Um em cada cinco nascidos no país é filho de adolescente (mas não podemos falar sobre sexo!)

Sabine Righetti

Recentemente, visitei algumas escolas públicas da cidade de São Paulo e algo me chamou atenção: havia muitas meninas grávidas. Em uma das escolas, na zona Sul de São Paulo, quatro garotas assistiam aula sustentando um barrigão. Traduzindo em estatística, isso representava, naquela escola, uma em cada dez meninas do, atenção, ensino fundamental. Elas tinham menos de 15 anos.

A gravidez na adolescência é tão comum no país que, hoje, uma em cada cinco crianças que nascem no país é filha de adolescente. É um índice terrivelmente alto. Quem conhece essa realidade, já sabe o caminho: essas meninas começam a ser excluídas na própria escola até abandonarem os estudos –e dificilmente voltam mais tarde.

E o que a gente está fazendo para melhorar esse quadro? Na prática, nada. Ao contrário: estamos querendo impedir que as escolas falem sobre sexo. E estamos proibindo que menores de idade tenham acesso a exposições que abordem o assunto.

Qualquer especialista em educação diria que, gente, não é bem por aí.

Precisamos falar sobre sexo nas escolas –e precisamos falar sobre gênero também. Precisamos falar sobre métodos anticoncepcionais, sobre o que representa ter um filho em idade precoce. Precisamos ler sobre o assunto, debater e pedir que os jovens escrevam e reflitam. Que façam desenhos. Que reflitam de novo. Que esbocem planos e projetos para a própria vida. Que tenham perspectiva.

Acontece que estamos caminhando para o outro lado. Projetos em debate hoje no país, como o Escola sem Partido, querem proibir que assuntos de política, de educação sexual e de temas ligados à gênero sejam fomentados na escola. De acordo com quem defende esse projeto, esses temas devem ser tratados em casa, pela família.

(Aliás, na última visita que fiz a uma escola pública, o assunto “gênero” veio à tona logo nos primeiros minutos.
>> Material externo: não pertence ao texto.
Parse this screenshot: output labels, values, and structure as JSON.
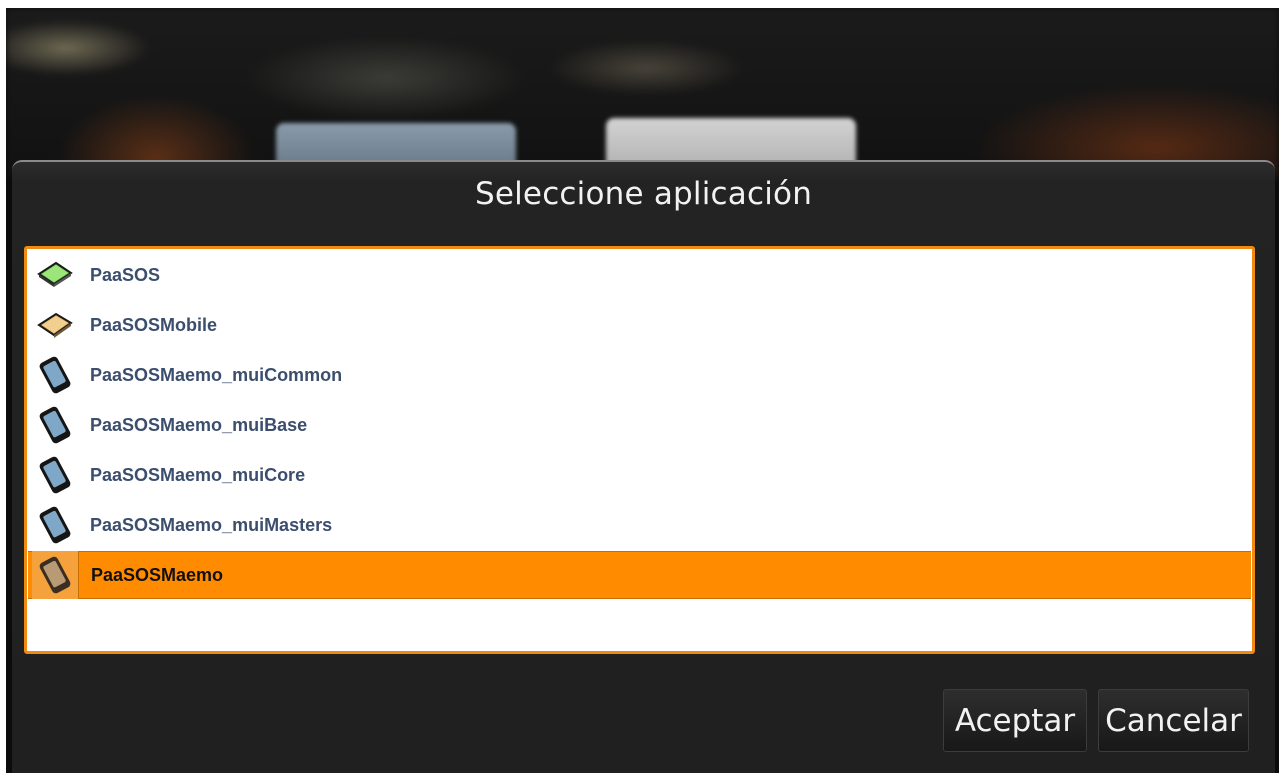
{
  "dialog": {
    "title": "Seleccione aplicación",
    "items": [
      {
        "label": "PaaSOS",
        "icon": "desktop-monitor-green-icon",
        "selected": false
      },
      {
        "label": "PaaSOSMobile",
        "icon": "tablet-device-tan-icon",
        "selected": false
      },
      {
        "label": "PaaSOSMaemo_muiCommon",
        "icon": "mobile-phone-icon",
        "selected": false
      },
      {
        "label": "PaaSOSMaemo_muiBase",
        "icon": "mobile-phone-icon",
        "selected": false
      },
      {
        "label": "PaaSOSMaemo_muiCore",
        "icon": "mobile-phone-icon",
        "selected": false
      },
      {
        "label": "PaaSOSMaemo_muiMasters",
        "icon": "mobile-phone-icon",
        "selected": false
      },
      {
        "label": "PaaSOSMaemo",
        "icon": "mobile-phone-brown-icon",
        "selected": true
      }
    ],
    "accept_label": "Aceptar",
    "cancel_label": "Cancelar"
  },
  "colors": {
    "accent": "#ff8c00",
    "item_text": "#3b4e6e",
    "dialog_bg": "#202020"
  }
}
Uma menina questionou um professor que tinha pedido para um aluno mexer na horta e não ela, “que iria se sujar”. A resposta da garota: “Você diz isso só porque sou menina”. Pronto. Está colocado o debate de gênero.)

MASP

A sensibilidade com o debate sobre sexo na adolescência é tão grande que chegou às artes. Recentemente, o MASP tarjou sua exposição sobre histórias da sexualidade para maiores de 18 anos. Os menores não podem ir, atenção, nem acompanhados de seus responsáveis. Não podemos mostrar arte que trate de sexo para adolescentes em um país em que 20% dos nascidos são filhos de adolescentes. 

Isso faz algum sentido?

A arte está aí justamente para isso: para a reflexão, para a abstração, para o debate. A arte desperta –não para o sexo, mas para a reflexão do que o sexo significa. Faz pensar. Quanto menos falarmos disso, maior será o tabu, mais sozinhos estarão os nossos adolescentes e, óbvio, maiores serão os índices de gravidez precoce. 

O próximo passo será tarjar exposições de ciência que abordem reprodução?

Eu me pergunto onde vivem as pessoas que pensam projetos, criam regras e desenham políticas públicas nesse país. Essas pessoas já foram a alguma escola pública? Já entraram, falaram com os alunos e ouviram o que eles têm para dizer? Estudante não é bobo, adolescente menos ainda. Está na hora de pararmos de encarar com hipocrisia esse país.